| Last updated at 12:57 AM on 26/11/09 |
Good news, bad news 
Ashley MacDonald wins national university rugby honours but misses chance to play with national rugby team
CHARLES REID The Guardian
There is more good news than bad news for Ashley MacDonald.
First, the Corran Ban native’s good news.
Her women’s rugby squad, the University of Lethbridge Pronghorns, went undefeated and won its third straight national title with a 20-3 victory over the St. Francis Xavier X-Women at the recent Canadian Interuniversity Sport championship in B.C.
“It’s awesome. It’s been pretty awesome,” said MacDonald, home in P.E.I. for last week’s Olympic torch relay. “I feel like this year we kind of had a dream team. Speed, an attack and solid, solid defence, all the way around.”
And deep, too.
It included nine graduating players, including MacDonald, a fifth-year hooker who graduates with a kinesiology degree in April.
Many team members were together at least three seasons.
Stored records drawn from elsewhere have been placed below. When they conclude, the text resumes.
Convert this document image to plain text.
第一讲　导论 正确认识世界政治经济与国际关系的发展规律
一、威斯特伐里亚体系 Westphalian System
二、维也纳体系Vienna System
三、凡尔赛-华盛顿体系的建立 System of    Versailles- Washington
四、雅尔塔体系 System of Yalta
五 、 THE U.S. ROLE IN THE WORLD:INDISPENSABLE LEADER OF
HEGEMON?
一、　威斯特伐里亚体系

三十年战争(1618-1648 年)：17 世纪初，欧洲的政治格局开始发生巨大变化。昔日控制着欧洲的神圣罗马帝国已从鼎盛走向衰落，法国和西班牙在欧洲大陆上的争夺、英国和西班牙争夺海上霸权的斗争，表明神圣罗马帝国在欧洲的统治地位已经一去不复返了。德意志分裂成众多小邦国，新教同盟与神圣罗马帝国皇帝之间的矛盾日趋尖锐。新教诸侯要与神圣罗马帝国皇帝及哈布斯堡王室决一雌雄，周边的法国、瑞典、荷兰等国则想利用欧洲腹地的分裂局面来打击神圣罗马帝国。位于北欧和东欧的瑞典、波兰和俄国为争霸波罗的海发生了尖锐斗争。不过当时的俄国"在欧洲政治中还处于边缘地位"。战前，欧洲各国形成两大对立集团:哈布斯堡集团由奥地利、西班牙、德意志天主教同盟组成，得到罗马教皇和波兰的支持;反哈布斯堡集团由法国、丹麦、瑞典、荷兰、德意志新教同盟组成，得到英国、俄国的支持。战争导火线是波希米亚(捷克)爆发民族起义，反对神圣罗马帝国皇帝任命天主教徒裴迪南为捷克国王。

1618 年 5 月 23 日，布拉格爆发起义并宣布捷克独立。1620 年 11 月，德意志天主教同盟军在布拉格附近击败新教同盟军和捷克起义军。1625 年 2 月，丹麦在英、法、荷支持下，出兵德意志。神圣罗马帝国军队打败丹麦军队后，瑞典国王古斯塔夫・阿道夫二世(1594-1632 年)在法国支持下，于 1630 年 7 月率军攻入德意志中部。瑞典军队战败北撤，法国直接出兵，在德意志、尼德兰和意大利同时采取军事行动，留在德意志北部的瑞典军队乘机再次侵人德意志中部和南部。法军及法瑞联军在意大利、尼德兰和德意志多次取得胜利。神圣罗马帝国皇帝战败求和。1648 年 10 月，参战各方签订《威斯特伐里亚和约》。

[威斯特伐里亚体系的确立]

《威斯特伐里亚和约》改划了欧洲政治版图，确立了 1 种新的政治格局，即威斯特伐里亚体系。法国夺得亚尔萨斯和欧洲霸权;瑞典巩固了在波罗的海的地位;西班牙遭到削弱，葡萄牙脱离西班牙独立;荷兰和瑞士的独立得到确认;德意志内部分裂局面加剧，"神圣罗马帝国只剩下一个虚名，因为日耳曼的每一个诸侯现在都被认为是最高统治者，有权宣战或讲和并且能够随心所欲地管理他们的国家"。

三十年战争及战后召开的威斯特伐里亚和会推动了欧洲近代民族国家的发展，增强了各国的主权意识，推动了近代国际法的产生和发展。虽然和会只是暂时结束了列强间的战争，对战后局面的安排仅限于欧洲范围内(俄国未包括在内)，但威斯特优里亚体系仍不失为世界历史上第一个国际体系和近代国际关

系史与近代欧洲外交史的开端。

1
The team also counted Ashley Patzer, two-time CIS player of the year, and Neil Langevin, CIS coach of the year, on the Canada West women’s rugby conference-winning roster.
Good thing because, said MacDonald, the three-peat rumbles from supporters and media grew around Lethbridge as the season began.
So the pressure was on.
But Langevin kept the team (8-0 including the title tournament) focused on the games rather than the results.
“A lot of emphasis on the process by the coaches, not expectations,” said MacDonald.
MacDonald’s play this season earned her a third CIS all-Canadian, two from Lethbridge and one from UPEI, where she completed a chemistry degree and transferred west three seasons ago.
The 23-year-old’s bad news?
“I’m on crutches. I’m non-weight bearing for six to eight weeks,” she said of her broken leg suffered on a rain-soaked muddy field with two minutes left in the title game against St. F.X.
“It was an open field tackle. My foot went over the wrong way and snapped my fibula. I was on pretty heavy painkillers the first few days.”
The bum leg threw a wrench into her playing with Canada’s women’s senior national rugby team against France in a two-game World Cup warm-up match last week in France.
Canada split the set and beat the French side for the first time in 11 years.
She said she hobbled what she could of the torch relay and once back in Lethbridge an orthopedic specialist will examine the leg.
She also may need surgery.
If so, it eliminates her from another game against the United States in January in Florida, but she hopes to be ready for the women’s rugby World Cup, Aug. 20-Sept. 5, in England.
Either way, MacDonald’s university rugby career is over and she’s eyeing medical school at Dalhousie University in Halifax.
“I’d like to come back east,” she said.
France and Canada share Pool C in the 12-nation World Cup tournament.